Wrestling Cattle
I never quite imagined that I would find myself spending fall break in a small town of 2500 people called Honea Path, SC… wrestling four calves that are 2-3 months old and 150 lbs each. Today was definitely a first for me as far as a lot of experiences go. Where do I start?
Mr. May, Bryan Smith, and I drove to a cattle farm about 30 minutes away in the small town of Laurens, SC. Mr. May was wanting to buy four or five Angus calves to raise on the farm and then sell later as beef cows… so we devoted the afternoon to going and picking them up. In my optimistic ideology, I only imagined us being gone an hour or two. We’d drive up to the farm where there would be four calves waiting to just jump into our truck… and we’d be on our way. That was me being optimistic…
We arrived at the ranch to find a pen of some 30 odd cattle - weighing anywhere from 1000 lbs to 45 lbs. Not quite like I expected. We spent a good half hour deciding which of the calves (amidst the other cattle) we were going to buy. We finally decided on three females and one little bull - all 2-3 months old and weighing between 130 and 160 lbs each.
We spent the next half hour herding the rest of the cattle out of the pen and back into the pasture, while trying to keep the four calves inside the pen. After getting the others out, we finally found the three of us in a rather large pen with four calves… all weighing the same as me (though none of them were as calm as me). I’ll skip the details - I’ve only barely begun the story, and I would hate to lose your attention on something as minor as how we got three 150 lb kicking, female calves and a 150 lb baby bull into the back of our truck.
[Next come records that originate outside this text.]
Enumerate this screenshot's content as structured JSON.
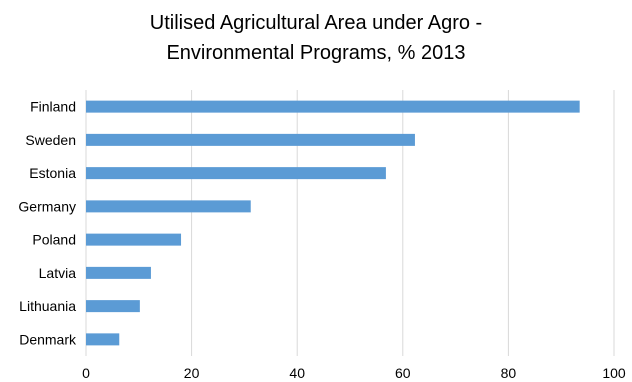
{
  "chart_data": {
    "type": "bar",
    "orientation": "horizontal",
    "title_lines": [
      "Utilised Agricultural Area under Agro  -",
      "Environmental Programs, % 2013"
    ],
    "categories": [
      "Finland",
      "Sweden",
      "Estonia",
      "Germany",
      "Poland",
      "Latvia",
      "Lithuania",
      "Denmark"
    ],
    "values": [
      93.5,
      62.3,
      56.8,
      31.2,
      18.0,
      12.3,
      10.2,
      6.3
    ],
    "xlim": [
      0,
      100
    ],
    "xticks": [
      0,
      20,
      40,
      60,
      80,
      100
    ],
    "grid": true,
    "legend": "none",
    "bar_color": "#5B9BD5",
    "grid_color": "#D9D9D9"
  }
}
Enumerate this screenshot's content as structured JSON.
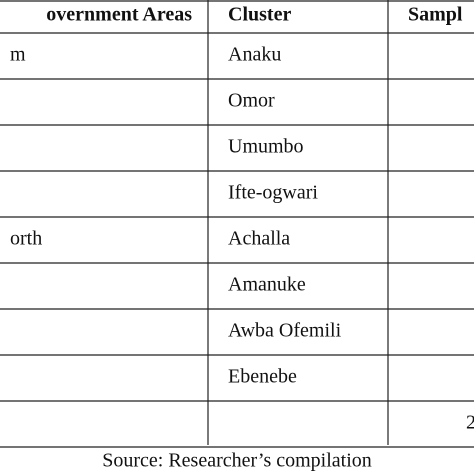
{
  "table": {
    "header": {
      "area": "overnment Areas",
      "cluster": "Cluster",
      "sample": "Sampl"
    },
    "rows": [
      {
        "area": "m",
        "cluster": "Anaku"
      },
      {
        "cluster": "Omor"
      },
      {
        "cluster": "Umumbo"
      },
      {
        "cluster": "Ifte-ogwari"
      },
      {
        "area": "orth",
        "cluster": "Achalla"
      },
      {
        "cluster": "Amanuke"
      },
      {
        "cluster": "Awba Ofemili"
      },
      {
        "cluster": "Ebenebe"
      },
      {
        "sample": "2"
      }
    ]
  },
  "caption": "Source: Researcher’s compilation"
}
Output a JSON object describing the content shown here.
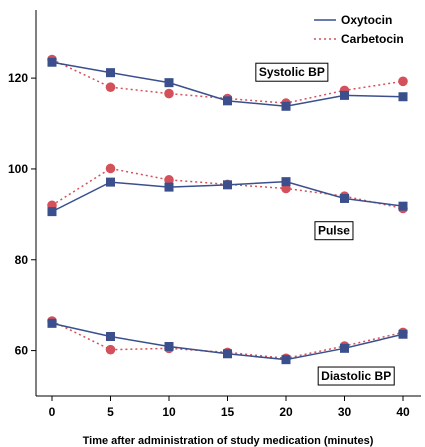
{
  "chart_data": {
    "type": "line",
    "title": "",
    "xlabel": "Time after administration of study medication (minutes)",
    "ylabel": "",
    "categories": [
      "0",
      "5",
      "10",
      "15",
      "20",
      "30",
      "40"
    ],
    "yticks": [
      60,
      80,
      100,
      120
    ],
    "ylim": [
      50,
      135
    ],
    "grid": false,
    "legend_position": "top-right",
    "series": [
      {
        "name": "Oxytocin",
        "color": "#3a4f8c",
        "line_style": "solid",
        "marker": "square",
        "groups": [
          {
            "label": "Systolic BP",
            "values": [
              123.5,
              121.2,
              119.0,
              115.0,
              113.8,
              116.2,
              115.9
            ]
          },
          {
            "label": "Pulse",
            "values": [
              90.6,
              97.1,
              96.0,
              96.5,
              97.2,
              93.5,
              91.8
            ]
          },
          {
            "label": "Diastolic BP",
            "values": [
              66.0,
              63.1,
              60.9,
              59.3,
              58.0,
              60.5,
              63.6
            ]
          }
        ]
      },
      {
        "name": "Carbetocin",
        "color": "#d4505a",
        "line_style": "dotted",
        "marker": "circle",
        "groups": [
          {
            "label": "Systolic BP",
            "values": [
              124.1,
              118.0,
              116.6,
              115.5,
              114.5,
              117.3,
              119.3
            ]
          },
          {
            "label": "Pulse",
            "values": [
              92.0,
              100.1,
              97.6,
              96.6,
              95.7,
              94.0,
              91.3
            ]
          },
          {
            "label": "Diastolic BP",
            "values": [
              66.5,
              60.2,
              60.5,
              59.6,
              58.3,
              61.0,
              64.0
            ]
          }
        ]
      }
    ],
    "annotations": [
      {
        "text": "Systolic BP",
        "x_index": 4.1,
        "y": 121.3
      },
      {
        "text": "Pulse",
        "x_index": 4.82,
        "y": 86.4
      },
      {
        "text": "Diastolic BP",
        "x_index": 5.2,
        "y": 54.4
      }
    ]
  }
}
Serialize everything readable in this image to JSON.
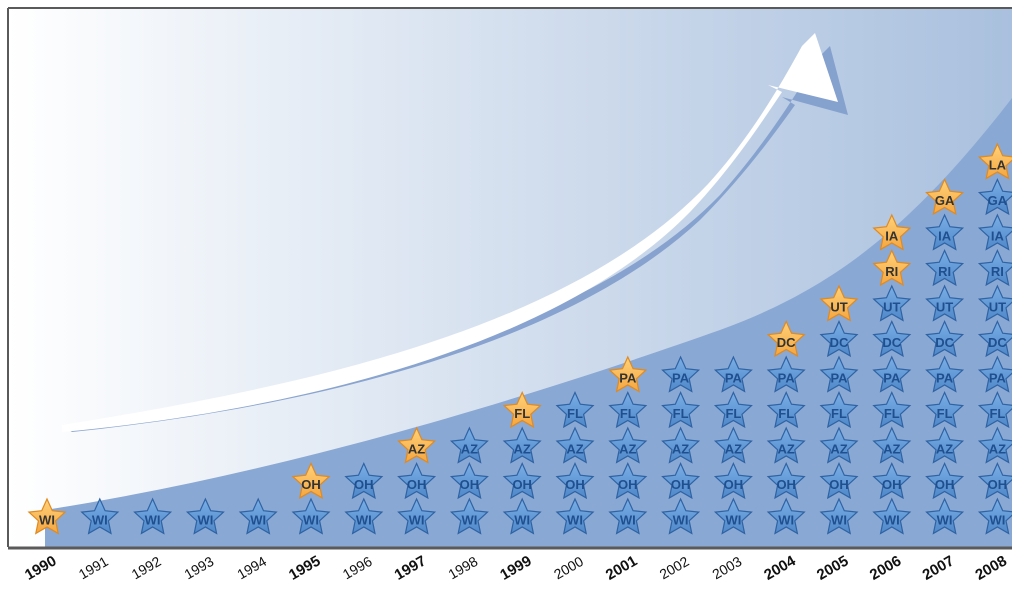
{
  "chart_data": {
    "type": "table",
    "x": [
      "1990",
      "1991",
      "1992",
      "1993",
      "1994",
      "1995",
      "1996",
      "1997",
      "1998",
      "1999",
      "2000",
      "2001",
      "2002",
      "2003",
      "2004",
      "2005",
      "2006",
      "2007",
      "2008"
    ],
    "bold_years": [
      "1990",
      "1995",
      "1997",
      "1999",
      "2001",
      "2004",
      "2005",
      "2006",
      "2007",
      "2008"
    ],
    "additions": [
      {
        "year": "1990",
        "state": "WI"
      },
      {
        "year": "1995",
        "state": "OH"
      },
      {
        "year": "1997",
        "state": "AZ"
      },
      {
        "year": "1999",
        "state": "FL"
      },
      {
        "year": "2001",
        "state": "PA"
      },
      {
        "year": "2004",
        "state": "DC"
      },
      {
        "year": "2005",
        "state": "UT"
      },
      {
        "year": "2006",
        "state": "RI"
      },
      {
        "year": "2006",
        "state": "IA"
      },
      {
        "year": "2007",
        "state": "GA"
      },
      {
        "year": "2008",
        "state": "LA"
      }
    ],
    "values": [
      1,
      1,
      1,
      1,
      1,
      2,
      2,
      3,
      3,
      4,
      4,
      5,
      5,
      5,
      6,
      7,
      9,
      10,
      11
    ]
  },
  "colors": {
    "background_left": "#ffffff",
    "background_right": "#a9c0de",
    "area": "#8aa8d4",
    "arrow": "#ffffff",
    "arrow_shadow": "#7f9ccb",
    "star_existing": "#4f88c9",
    "star_existing_stroke": "#2f63a3",
    "label_existing": "#1f4f8f",
    "star_new": "#f4a640",
    "star_new_stroke": "#e08a20",
    "label_new": "#333333",
    "frame": "#5a5a5a"
  }
}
An hour later (along with a few extra hoof-shaped bruises and mud stains… and $900 poorer than when we arrived), we were finally on the road back to Honea Path. It had been a long afternoon, and we were all ready to be home.
Twenty minutes into the drive home, the little bull decided it had had enough. Our truck bed was covered by a wooden crate to keep the calves in the truck. The fiesty little calf rammed its head against one of the boards of the crate, busted it off, and jumped/fell out of the truck going 50 miles an hour down the highway. I don’t know how it didn’t cause an accident with the number of cars behind us… or how on earth the calf managed to find the stamina to stand back up and run down the middle of the highway and off into a nearby graveyard. Perhaps the work of divine providence?
We realized 100 yards or so down the road that we no longer had the bull. A quick U-turn and a couple hundred yards later, we were chasing after the calf as it ran full-speed through the cemetery and surrounding pastures. We chased after it for a good hour until it finally disappeared into some nearby woods… we never found it. Tired, worn out, dirty, and disappointed - we got back into the truck and drove home… trying to be optimistic and making jokes about how a little bull outran and outsmarted three grown men.
I could finish the story… there’s more to it. I could tell you about how we finally arrived home, dropped off the three calves in the pasture.. and how Gattabout, their horse, galloped after the calves and ran all three of them off. And then how the horse, in his own mindset, decided to take a canter down the road by himself. But I don’t want to bore you. After all, they’re just calves…
Published on 16 Oct 2007 at 7:07 pm.